I adored the Times more than I ever thought it possible to love an employer. Worshipped the place entirely out of proportion. Each time I’d walk in the headquarters, usually stopping to talk to David Carr, the media columnist who was almost perpetually outside smoking, I felt a surge of gratitude mixed with suspicion that someone would figure out that I didn’t belong there.
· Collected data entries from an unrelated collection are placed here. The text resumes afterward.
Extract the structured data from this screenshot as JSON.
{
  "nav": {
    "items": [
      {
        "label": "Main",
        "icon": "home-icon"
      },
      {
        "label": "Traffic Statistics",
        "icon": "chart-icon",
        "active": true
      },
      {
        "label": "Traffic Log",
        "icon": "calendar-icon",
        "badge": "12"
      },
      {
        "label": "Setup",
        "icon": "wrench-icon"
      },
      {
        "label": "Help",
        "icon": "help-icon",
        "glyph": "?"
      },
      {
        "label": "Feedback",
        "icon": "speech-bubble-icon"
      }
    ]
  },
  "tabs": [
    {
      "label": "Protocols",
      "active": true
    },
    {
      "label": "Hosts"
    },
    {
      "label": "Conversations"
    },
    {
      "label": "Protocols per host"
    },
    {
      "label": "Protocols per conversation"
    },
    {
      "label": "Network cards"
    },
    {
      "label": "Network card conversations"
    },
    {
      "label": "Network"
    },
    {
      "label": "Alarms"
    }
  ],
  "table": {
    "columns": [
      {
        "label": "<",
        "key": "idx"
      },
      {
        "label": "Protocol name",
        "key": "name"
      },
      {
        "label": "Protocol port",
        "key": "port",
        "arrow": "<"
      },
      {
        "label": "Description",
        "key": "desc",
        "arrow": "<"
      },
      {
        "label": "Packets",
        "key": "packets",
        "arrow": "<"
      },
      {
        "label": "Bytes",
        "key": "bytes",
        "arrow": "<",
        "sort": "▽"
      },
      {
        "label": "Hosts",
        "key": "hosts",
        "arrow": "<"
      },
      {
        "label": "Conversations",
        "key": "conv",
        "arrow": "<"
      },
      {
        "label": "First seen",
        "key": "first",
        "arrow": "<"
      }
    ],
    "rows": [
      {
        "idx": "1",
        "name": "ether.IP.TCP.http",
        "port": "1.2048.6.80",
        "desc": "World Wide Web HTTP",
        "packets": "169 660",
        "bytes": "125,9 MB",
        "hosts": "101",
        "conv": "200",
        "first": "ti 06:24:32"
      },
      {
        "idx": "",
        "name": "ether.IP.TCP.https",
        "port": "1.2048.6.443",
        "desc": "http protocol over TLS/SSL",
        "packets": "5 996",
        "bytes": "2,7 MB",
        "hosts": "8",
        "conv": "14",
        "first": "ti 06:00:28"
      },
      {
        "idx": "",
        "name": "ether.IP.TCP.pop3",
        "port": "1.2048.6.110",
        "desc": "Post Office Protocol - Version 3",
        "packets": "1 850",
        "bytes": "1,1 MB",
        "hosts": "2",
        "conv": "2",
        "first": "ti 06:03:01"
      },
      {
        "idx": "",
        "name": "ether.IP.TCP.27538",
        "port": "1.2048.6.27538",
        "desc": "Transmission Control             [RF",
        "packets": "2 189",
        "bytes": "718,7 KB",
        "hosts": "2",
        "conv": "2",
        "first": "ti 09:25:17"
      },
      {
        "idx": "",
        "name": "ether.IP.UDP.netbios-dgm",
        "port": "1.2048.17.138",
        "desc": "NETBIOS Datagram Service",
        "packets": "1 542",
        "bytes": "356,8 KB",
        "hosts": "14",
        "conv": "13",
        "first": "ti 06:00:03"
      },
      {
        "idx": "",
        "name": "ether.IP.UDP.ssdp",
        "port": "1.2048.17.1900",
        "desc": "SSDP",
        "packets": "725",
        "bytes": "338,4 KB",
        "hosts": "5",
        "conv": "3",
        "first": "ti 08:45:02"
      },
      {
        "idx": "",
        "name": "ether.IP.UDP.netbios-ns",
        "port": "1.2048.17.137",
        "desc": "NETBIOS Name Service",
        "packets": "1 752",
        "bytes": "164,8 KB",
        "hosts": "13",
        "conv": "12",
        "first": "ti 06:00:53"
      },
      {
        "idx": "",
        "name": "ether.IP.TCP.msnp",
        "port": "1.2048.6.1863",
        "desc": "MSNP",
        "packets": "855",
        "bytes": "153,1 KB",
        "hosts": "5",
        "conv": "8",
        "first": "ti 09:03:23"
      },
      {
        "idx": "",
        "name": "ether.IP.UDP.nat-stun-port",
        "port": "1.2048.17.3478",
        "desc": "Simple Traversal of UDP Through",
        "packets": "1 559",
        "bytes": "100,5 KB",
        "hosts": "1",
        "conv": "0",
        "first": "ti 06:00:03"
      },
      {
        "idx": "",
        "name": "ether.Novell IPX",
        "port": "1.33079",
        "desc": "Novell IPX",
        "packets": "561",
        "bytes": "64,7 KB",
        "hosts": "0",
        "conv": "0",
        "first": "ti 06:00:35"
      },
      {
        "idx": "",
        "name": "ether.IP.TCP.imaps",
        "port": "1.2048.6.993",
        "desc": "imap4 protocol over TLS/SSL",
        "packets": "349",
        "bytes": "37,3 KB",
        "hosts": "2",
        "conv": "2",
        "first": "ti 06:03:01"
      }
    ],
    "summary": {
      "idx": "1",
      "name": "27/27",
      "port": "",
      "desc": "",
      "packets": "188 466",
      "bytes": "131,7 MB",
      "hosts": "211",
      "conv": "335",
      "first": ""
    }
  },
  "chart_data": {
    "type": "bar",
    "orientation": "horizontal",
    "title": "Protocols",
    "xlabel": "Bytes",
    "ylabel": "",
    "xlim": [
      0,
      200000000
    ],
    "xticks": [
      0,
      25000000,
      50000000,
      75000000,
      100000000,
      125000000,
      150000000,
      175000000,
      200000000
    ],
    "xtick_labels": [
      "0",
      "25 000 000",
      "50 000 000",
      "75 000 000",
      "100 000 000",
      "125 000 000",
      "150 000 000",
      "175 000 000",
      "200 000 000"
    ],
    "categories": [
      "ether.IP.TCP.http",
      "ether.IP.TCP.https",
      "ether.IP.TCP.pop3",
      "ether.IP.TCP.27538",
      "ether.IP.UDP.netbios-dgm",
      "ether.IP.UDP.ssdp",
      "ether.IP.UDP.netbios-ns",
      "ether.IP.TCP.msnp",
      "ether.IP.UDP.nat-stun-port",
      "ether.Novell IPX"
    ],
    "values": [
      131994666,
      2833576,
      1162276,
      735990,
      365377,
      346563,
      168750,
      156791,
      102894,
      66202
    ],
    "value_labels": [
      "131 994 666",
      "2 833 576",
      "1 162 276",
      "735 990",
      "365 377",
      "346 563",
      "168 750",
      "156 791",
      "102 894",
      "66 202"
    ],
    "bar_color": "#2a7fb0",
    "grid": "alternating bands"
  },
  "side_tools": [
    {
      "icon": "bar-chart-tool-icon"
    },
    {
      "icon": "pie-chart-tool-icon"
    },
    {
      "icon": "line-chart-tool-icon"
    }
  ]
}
David had survived Hodgkin’s lymphoma, and his gaunt frame, gravelly voice, and spindly neck cut a frightening figure for the people he covered. But to me, he resembled a lovable tortoise in a black overcoat, feet up, extending his nape over his cubicle wall, or slurping up a bowl of ramen at his favorite Japanese joint on Ninth Avenue. He may have had to bolt out of the newsroom to meet Ethan Hawke for lunch on the rooftop of the Soho House, but he never lost a mix of folksy Minnesota nice and edginess that reminded me of the people I grew up with in Texas—salt of the earth and sweet as pie until you cross us. He’d wrestled with addiction and mostly worked at alt-weeklies before he landed at the Times . He liked that I was from south Texas and that in college I’d worked at a snow cone stand and flipped tortillas at a Tex-Mex restaurant.